Through coordinated support—including community health workers, housing stabilization, field-based follow-up, and connection to primary care—the program demonstrates how addressing underlying needs can significantly reduce avoidable emergency department use.
 Yet these successes depend on sustained state funding, as Condrin noted.

Looking ahead to the future of Medi-Cal

The briefing made clear that California's health care safety net ecosystem is approaching a tipping point.
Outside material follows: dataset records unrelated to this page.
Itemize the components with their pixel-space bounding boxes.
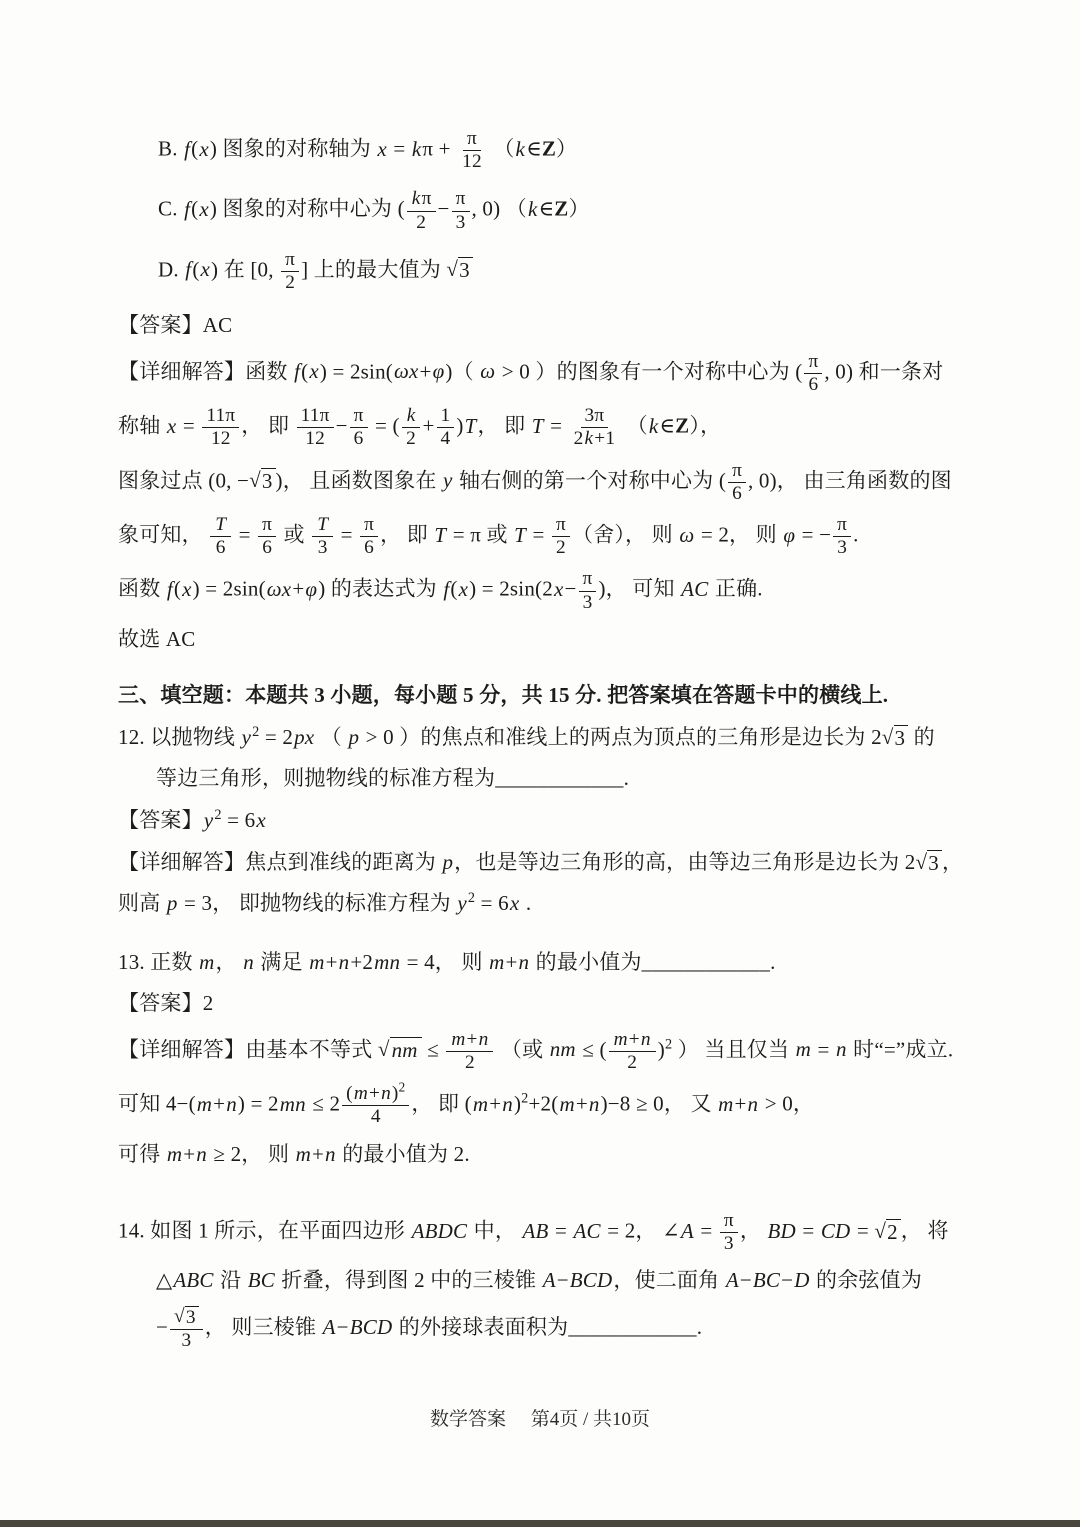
solution-12-line-1: 【详细解答】焦点到准线的距离为 p，也是等边三角形的高，由等边三角形是边长为 2 √ 3 ， [118, 849, 964, 875]
solution-11-line-5: 函数 f(x) = 2sin(ωx+φ) 的表达式为 f(x) = 2sin(2x− $\frac{\pi}{3}$ )， 可知 AC 正确. [118, 568, 763, 613]
question-14-line-2: △ABC 沿 BC 折叠，得到图 2 中的三棱锥 A−BCD，使二面角 A−BC−D 的余弦值为 [156, 1268, 923, 1293]
question-14-line-3: − √ 3 3 ， 则三棱锥 A−BCD 的外接球表面积为____________. [156, 1306, 703, 1352]
section-3-header: 三、填空题：本题共 3 小题，每小题 5 分，共 15 分. 把答案填在答题卡中的横线上. [118, 683, 889, 708]
question-14-line-1: 14. 如图 1 所示，在平面四边形 ABDC 中， AB = AC = 2， ∠A = $\frac{\pi}{3}$ ， BD = CD = √ 2 ， 将 [118, 1210, 949, 1255]
question-13: 13. 正数 m， n 满足 m+n+2mn = 4， 则 m+n 的最小值为____________. [118, 949, 776, 974]
answer-13: 【答案】2 [118, 991, 214, 1016]
question-12-line-2: 等边三角形，则抛物线的标准方程为____________. [156, 766, 630, 791]
option-d: D. f(x) 在 [0, $\frac{\pi}{2}$ ] 上的最大值为 √ 3 [158, 249, 972, 294]
solution-13-line-3: 可得 m+n ≥ 2， 则 m+n 的最小值为 2. [118, 1141, 470, 1166]
footer-doc-label: 数学答案 [429, 1409, 506, 1430]
answer-11: 【答案】AC [118, 313, 233, 338]
question-12-line-1: 12. 以抛物线 $y^2 = 2px$ （ p > 0 ）的焦点和准线上的两点为顶点的三角形是边长为 2 √ 3 的 [118, 723, 935, 750]
option-c: C. f(x) 图象的对称中心为 ( $\frac{k\pi}{2}$ − $\frac{\pi}{3}$ , 0) （k∈Z） [158, 188, 590, 233]
solution-12-line-2: 则高 p = 3， 即抛物线的标准方程为 $y^2 = 6x$ . [118, 890, 532, 916]
scan-edge-artifact [0, 1520, 1080, 1527]
footer-page-label: 第4页 / 共10页 [530, 1409, 651, 1430]
solution-13-line-1: 【详细解答】由基本不等式 √ nm ≤ $\frac{m+n}{2}$ （或 nm ≤ ( $\frac{m+n}{2}$ )$^2$ ） 当且仅当 m = n 时“=”成立. [118, 1028, 954, 1073]
solution-13-line-2: 可知 4−(m+n) = 2mn ≤ 2 $\frac{(m+n)^2}{4}$ ， 即 $(m+n)^2+2(m+n)-8 \ge 0$， 又 m+n > 0， [118, 1079, 815, 1128]
option-b: B. f(x) 图象的对称轴为 x = kπ + $\frac{\pi}{12}$ （k∈Z） [158, 128, 578, 173]
solution-11-line-3: 图象过点 (0, − √ 3 )， 且函数图象在 y 轴右侧的第一个对称中心为 ( $\frac{\pi}{6}$ , 0)， 由三角函数的图 [118, 459, 952, 504]
solution-11-line-4: 象可知， $\frac{T}{6}$ = $\frac{\pi}{6}$ 或 $\frac{T}{3}$ = $\frac{\pi}{6}$ ， 即 T = π 或 T = $\frac{\pi}{2}$ （舍）， 则 ω = 2， 则 φ = − $\frac{\pi}{3}$ . [118, 513, 859, 559]
conclusion-11: 故选 AC [118, 626, 196, 651]
page-footer [0, 1404, 1080, 1431]
solution-11-line-1: 【详细解答】函数 f(x) = 2sin(ωx+φ)（ ω > 0 ）的图象有一个对称中心为 ( $\frac{\pi}{6}$ , 0) 和一条对 [118, 350, 944, 395]
solution-11-line-2: 称轴 x = $\frac{11\pi}{12}$ ， 即 $\frac{11\pi}{12}$ − $\frac{\pi}{6}$ = ( $\frac{k}{2}$ + $\frac{1}{4}$ )T， 即 T = $\frac{3\pi}{2k+1}$ （k∈Z）， [118, 405, 722, 450]
page-content [118, 128, 972, 1361]
answer-12: 【答案】$y^2 = 6x$ [118, 806, 266, 832]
The question is not whether care will be delivered. 

As Rubin said, “We will still care for [patients]... we will still meet our duty.” 

Rather, health systems and state policymakers must examine how, where and at what cost as they work together to preserve coverage and stabilize funding.

About University of California Health

University of California Health comprises six academic health centers, 21 health professional schools, a Global Health Institute and systemwide services that improve the health of patients and the University’s students, faculty and employees. All of UC’s hospitals are ranked among the best in California and its medical schools and health professional schools are nationally ranked in their respective areas.

Editor’s note: 
Erica Murray was the president and CEO of California Association of Public Hospitals and Health Systems at the time of the briefing. She became the associate vice president of strategic partnerships at UC Health on April 20, 2026.
Speakers’ quotations from the briefing event have been edited for clarity.